Le protectionnisme canadien menace les visées chinoises dans le pays

Cnooc pourrait voir ses projets sur Nexen contrariés par la décision du Canada de bloquer le rachat de Progress Energy Resources par Petronas
Patrick Aussannaire

Jusqu’au ira le protectionnisme canadien ? Le ministre de l’industrie du pays, Christian Paradis, a jeté le 19 octobre au soir un nouveau pavé dans la mare en rejetant l’offre de rachat de 5,17 milliards de dollars locaux formulée par le groupe pétrolier malaisien Petronas sur Progress Energy Resources (PER). «J’ai envoyé une lettre à Petronas indiquant que je ne suis pas satisfait et que l’investissement proposé doit engendrer un avantage net pour le Canada» a-t-il ainsi précisé, ressortant des tiroirs l’Investment Canada Act datant de 1985 pour défendre sa décision.
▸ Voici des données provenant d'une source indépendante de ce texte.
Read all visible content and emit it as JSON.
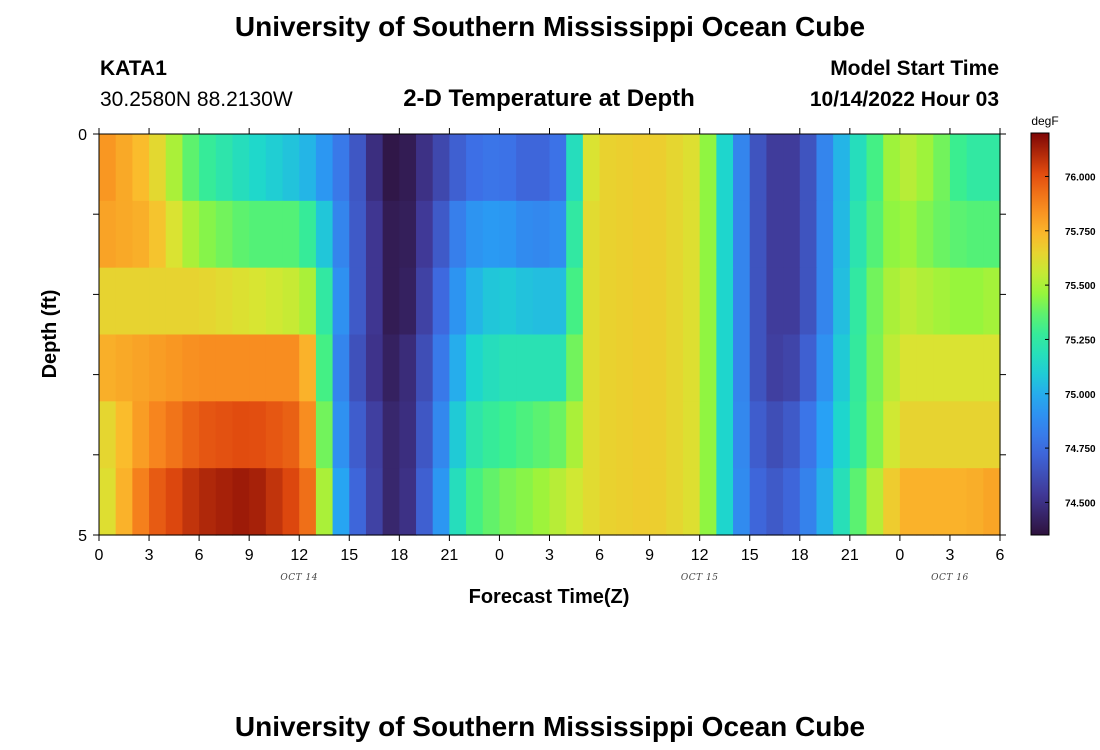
{
  "header": {
    "title": "University of Southern Mississippi Ocean Cube",
    "station": "KATA1",
    "coords": "30.2580N  88.2130W",
    "subtitle": "2-D Temperature at Depth",
    "model_label": "Model Start Time",
    "model_time": "10/14/2022 Hour 03"
  },
  "footer": {
    "title": "University of Southern Mississippi Ocean Cube"
  },
  "chart_data": {
    "type": "heatmap",
    "title": "2-D Temperature at Depth",
    "xlabel": "Forecast Time(Z)",
    "ylabel": "Depth (ft)",
    "x_ticks": [
      "0",
      "3",
      "6",
      "9",
      "12",
      "15",
      "18",
      "21",
      "0",
      "3",
      "6",
      "9",
      "12",
      "15",
      "18",
      "21",
      "0",
      "3",
      "6"
    ],
    "date_labels": [
      {
        "label": "OCT 14",
        "at_tick": 4
      },
      {
        "label": "OCT 15",
        "at_tick": 12
      },
      {
        "label": "OCT 16",
        "at_tick": 17
      }
    ],
    "y_ticks": [
      "0",
      "5"
    ],
    "ylim": [
      0,
      5
    ],
    "colorbar": {
      "unit": "degF",
      "min": 74.35,
      "max": 76.2,
      "ticks": [
        "74.500",
        "74.750",
        "75.000",
        "75.250",
        "75.500",
        "75.750",
        "76.000"
      ]
    },
    "hours": 54,
    "depth_layers": 5,
    "keyframes": [
      {
        "t": 0,
        "v": [
          75.85,
          75.8,
          75.65,
          75.75,
          75.6,
          75.55
        ]
      },
      {
        "t": 3,
        "v": [
          75.7,
          75.75,
          75.65,
          75.8,
          75.85,
          75.95
        ]
      },
      {
        "t": 6,
        "v": [
          75.3,
          75.45,
          75.65,
          75.85,
          75.98,
          76.1
        ]
      },
      {
        "t": 9,
        "v": [
          75.15,
          75.35,
          75.6,
          75.85,
          76.02,
          76.15
        ]
      },
      {
        "t": 12,
        "v": [
          75.05,
          75.35,
          75.55,
          75.85,
          75.95,
          76.0
        ]
      },
      {
        "t": 13,
        "v": [
          75.0,
          75.2,
          75.45,
          75.65,
          75.75,
          75.85
        ]
      },
      {
        "t": 14,
        "v": [
          74.85,
          74.95,
          75.05,
          75.0,
          75.05,
          75.15
        ]
      },
      {
        "t": 15,
        "v": [
          74.75,
          74.75,
          74.75,
          74.7,
          74.75,
          74.8
        ]
      },
      {
        "t": 17,
        "v": [
          74.4,
          74.45,
          74.45,
          74.45,
          74.5,
          74.5
        ]
      },
      {
        "t": 18,
        "v": [
          74.35,
          74.35,
          74.35,
          74.4,
          74.4,
          74.4
        ]
      },
      {
        "t": 20,
        "v": [
          74.55,
          74.6,
          74.65,
          74.7,
          74.75,
          74.8
        ]
      },
      {
        "t": 22,
        "v": [
          74.75,
          74.9,
          75.0,
          75.1,
          75.2,
          75.3
        ]
      },
      {
        "t": 24,
        "v": [
          74.8,
          74.95,
          75.1,
          75.2,
          75.3,
          75.4
        ]
      },
      {
        "t": 26,
        "v": [
          74.7,
          74.85,
          75.05,
          75.2,
          75.35,
          75.45
        ]
      },
      {
        "t": 28,
        "v": [
          74.8,
          74.9,
          75.05,
          75.2,
          75.4,
          75.55
        ]
      },
      {
        "t": 29,
        "v": [
          75.55,
          75.6,
          75.6,
          75.6,
          75.6,
          75.6
        ]
      },
      {
        "t": 30,
        "v": [
          75.65,
          75.65,
          75.65,
          75.65,
          75.65,
          75.65
        ]
      },
      {
        "t": 33,
        "v": [
          75.68,
          75.68,
          75.68,
          75.68,
          75.68,
          75.68
        ]
      },
      {
        "t": 36,
        "v": [
          75.6,
          75.6,
          75.6,
          75.6,
          75.6,
          75.6
        ]
      },
      {
        "t": 37,
        "v": [
          75.3,
          75.3,
          75.3,
          75.3,
          75.3,
          75.3
        ]
      },
      {
        "t": 38,
        "v": [
          74.95,
          74.95,
          74.95,
          74.95,
          74.95,
          74.95
        ]
      },
      {
        "t": 40,
        "v": [
          74.55,
          74.55,
          74.55,
          74.55,
          74.6,
          74.65
        ]
      },
      {
        "t": 42,
        "v": [
          74.55,
          74.55,
          74.55,
          74.6,
          74.7,
          74.75
        ]
      },
      {
        "t": 44,
        "v": [
          74.95,
          74.95,
          74.95,
          75.0,
          75.05,
          75.1
        ]
      },
      {
        "t": 46,
        "v": [
          75.25,
          75.3,
          75.35,
          75.35,
          75.35,
          75.45
        ]
      },
      {
        "t": 48,
        "v": [
          75.55,
          75.5,
          75.55,
          75.6,
          75.65,
          75.75
        ]
      },
      {
        "t": 50,
        "v": [
          75.45,
          75.4,
          75.5,
          75.6,
          75.65,
          75.75
        ]
      },
      {
        "t": 52,
        "v": [
          75.25,
          75.35,
          75.45,
          75.6,
          75.65,
          75.75
        ]
      },
      {
        "t": 54,
        "v": [
          75.25,
          75.35,
          75.5,
          75.6,
          75.65,
          75.8
        ]
      }
    ]
  }
}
Si le ministre des Finances Jim Flaherty a tempéré ces propos hier en indiquant que Petronas pouvait entamer des négociations pour sauver son offre, il a néanmoins précisé que la décision relevait de la seule responsabilité du ministre de l’industrie. Des propos interprétés comme un refus net de voir des groupes étrangers mettre la main sur les sociétés énergétiques canadiennes après le rejet de la reprise de Potash par BHP Billiton pour 40 milliards de dollars.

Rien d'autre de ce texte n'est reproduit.